Tina se sorbe la nariz y mira a sus padres con una mezcla de esperanza e incredulidad.
—¿Es para comérselo?
—¡Claro, tontita! —su padre arranca un trozo y se lo da a comer. Tina sonríe.
—¡Pues me voy a buscar los regalos!

Imagen prestada de aquí.

 Tina echa a correr con el trozo de carbón de azúcar en la mano y mira debajo de la mecedora de la salita, donde no hay nada. Tampoco hay nada en el armarito de las toallas, ni debajo de la cama de sus padres, ni detrás de los sofás del salón. Ni siquiera en el mueble-bar. Su hermana y su hermano también corren desesperados de una habitación a otra, pero tampoco encuentran nada. Los padres, entre risas, los animan («¡Venga, que alguno tiene que aparecer!», «¿Seguro que estáis mirando bien?») y también les toman un poco el pelo («A ver si iba a tener razón Tina y no os han traído más que carbón...», «¿Vosotros creéis que habréis sido bastante buenos?»). A Tina no le hacen ninguna gracias los chistes de sus padres, no entiende por qué se toman a broma una cosa tan seria como aquella. Al cabo de un rato buscando —nada en el horno, nada la mesilla de noche, ni rastro en la nevera— las bromas de los padres empiezan a acabarse y en la cara se les pone un cierto aire de preocupación. Intentan darles consejos para la caza, pero los niños están desconsolados y deciden rendirse: está claro que han sido tan malos que nos les han traído nada.

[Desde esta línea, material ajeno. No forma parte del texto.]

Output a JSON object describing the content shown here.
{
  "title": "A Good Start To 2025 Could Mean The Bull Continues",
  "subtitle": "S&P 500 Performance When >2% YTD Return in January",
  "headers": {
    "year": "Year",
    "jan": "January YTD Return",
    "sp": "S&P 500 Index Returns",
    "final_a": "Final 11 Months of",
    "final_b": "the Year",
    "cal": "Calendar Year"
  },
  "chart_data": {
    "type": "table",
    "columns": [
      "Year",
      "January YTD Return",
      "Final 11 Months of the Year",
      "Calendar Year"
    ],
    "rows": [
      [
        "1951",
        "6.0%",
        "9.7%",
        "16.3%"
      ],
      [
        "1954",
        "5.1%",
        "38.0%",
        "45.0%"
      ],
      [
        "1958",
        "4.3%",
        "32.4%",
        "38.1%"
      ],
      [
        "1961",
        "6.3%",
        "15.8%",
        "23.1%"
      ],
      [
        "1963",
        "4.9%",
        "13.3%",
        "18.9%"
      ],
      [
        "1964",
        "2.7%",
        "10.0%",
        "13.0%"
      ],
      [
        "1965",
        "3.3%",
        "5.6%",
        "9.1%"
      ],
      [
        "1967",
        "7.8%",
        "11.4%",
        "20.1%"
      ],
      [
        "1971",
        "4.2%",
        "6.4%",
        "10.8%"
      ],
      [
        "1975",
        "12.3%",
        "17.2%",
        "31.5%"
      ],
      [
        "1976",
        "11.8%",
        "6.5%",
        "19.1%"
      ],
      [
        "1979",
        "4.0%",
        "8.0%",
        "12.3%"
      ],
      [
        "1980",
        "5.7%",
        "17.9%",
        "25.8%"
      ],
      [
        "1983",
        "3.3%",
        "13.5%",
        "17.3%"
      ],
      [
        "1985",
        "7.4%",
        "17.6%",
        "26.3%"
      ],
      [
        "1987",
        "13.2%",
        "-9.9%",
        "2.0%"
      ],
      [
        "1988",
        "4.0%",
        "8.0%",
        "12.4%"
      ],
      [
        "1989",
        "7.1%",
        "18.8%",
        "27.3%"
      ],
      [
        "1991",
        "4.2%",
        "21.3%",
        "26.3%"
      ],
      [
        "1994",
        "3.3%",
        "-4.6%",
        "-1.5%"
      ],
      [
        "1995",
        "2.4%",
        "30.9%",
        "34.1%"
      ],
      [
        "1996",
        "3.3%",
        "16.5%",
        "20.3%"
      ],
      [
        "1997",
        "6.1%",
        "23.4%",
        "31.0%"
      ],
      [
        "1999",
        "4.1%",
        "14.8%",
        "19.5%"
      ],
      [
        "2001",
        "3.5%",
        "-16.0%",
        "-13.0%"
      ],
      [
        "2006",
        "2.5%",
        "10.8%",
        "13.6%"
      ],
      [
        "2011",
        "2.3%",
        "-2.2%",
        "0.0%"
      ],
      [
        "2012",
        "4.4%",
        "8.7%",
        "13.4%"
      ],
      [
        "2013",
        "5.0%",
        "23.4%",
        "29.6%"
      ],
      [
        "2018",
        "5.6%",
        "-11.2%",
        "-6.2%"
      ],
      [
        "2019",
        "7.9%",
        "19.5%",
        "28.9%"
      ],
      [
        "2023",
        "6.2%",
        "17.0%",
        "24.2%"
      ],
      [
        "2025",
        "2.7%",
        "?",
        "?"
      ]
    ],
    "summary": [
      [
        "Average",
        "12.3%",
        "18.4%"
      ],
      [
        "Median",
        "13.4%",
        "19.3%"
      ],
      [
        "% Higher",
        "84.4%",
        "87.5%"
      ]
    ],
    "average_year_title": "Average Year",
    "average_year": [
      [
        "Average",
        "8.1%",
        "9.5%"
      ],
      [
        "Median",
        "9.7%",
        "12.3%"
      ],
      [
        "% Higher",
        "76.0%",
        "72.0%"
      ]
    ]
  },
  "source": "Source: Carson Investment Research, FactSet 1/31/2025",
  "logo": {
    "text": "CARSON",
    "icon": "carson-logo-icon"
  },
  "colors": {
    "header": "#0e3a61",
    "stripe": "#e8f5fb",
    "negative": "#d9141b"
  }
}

Tina llora tanto que su cuerpecillo se sacude por el hipo y los sollozos en los brazos de su madre. Sus hermanos hacen pucheros, tirados boca abajo en la cama.
—A ver, a ver, no hay que ponerse nerviosos —papá entra en la habitación y le echa a mamá una mirada cómplice que ninguno de sus hijos capta, demasiado ocupados como están en restregarse los ojos y regodearse en su miseria—. Yo creo que lo que pasa es que no estáis buscando organizadamente. Vamos a ir habitación por habitación, mirando en todos los rincones. ¡Venga, venid conmigo!
La iniciativa no tiene mucho éxito al principio, parece que no hay manera de sacar a los niños de su desesperación, pero con un poco de insistencia, el padre los convence para empezar por el salón. Y entonces, ¡milagro!, los regalos empiezan a aparecer. El tiovivo de las barriguitas, el cuento de la abeja Maya, la película del Cinexin y también los regalos de su hermana y su hermano. Tina está tan contenta que ya se le ha olvidado el disgusto de unos momentos atrás. Sentada con su familia en la cama de sus padres, rodeada de papel de colores rasgado, de lazos y cintas y cajas de juguetes, Tina es la niña de cuatro años más feliz del mundo. Su madre la coge en brazos y se la sienta en el regazo, para montar el tiovivo entre las dos.
—¿Sabes una cosa, mami?
—¿Qué?
—Pues que yo creo que los Reyes nos estaban espiando y al vernos tan tristes, les hemos dado pena y han decidido darnos otra oportunidad.
—¡No me digas! ¿Y por qué lo crees?
—Pues porque mi tiovivo estaba debajo de la mecedora y ese era el primer sitio donde había mirado. ¡Ha sido magia, mami!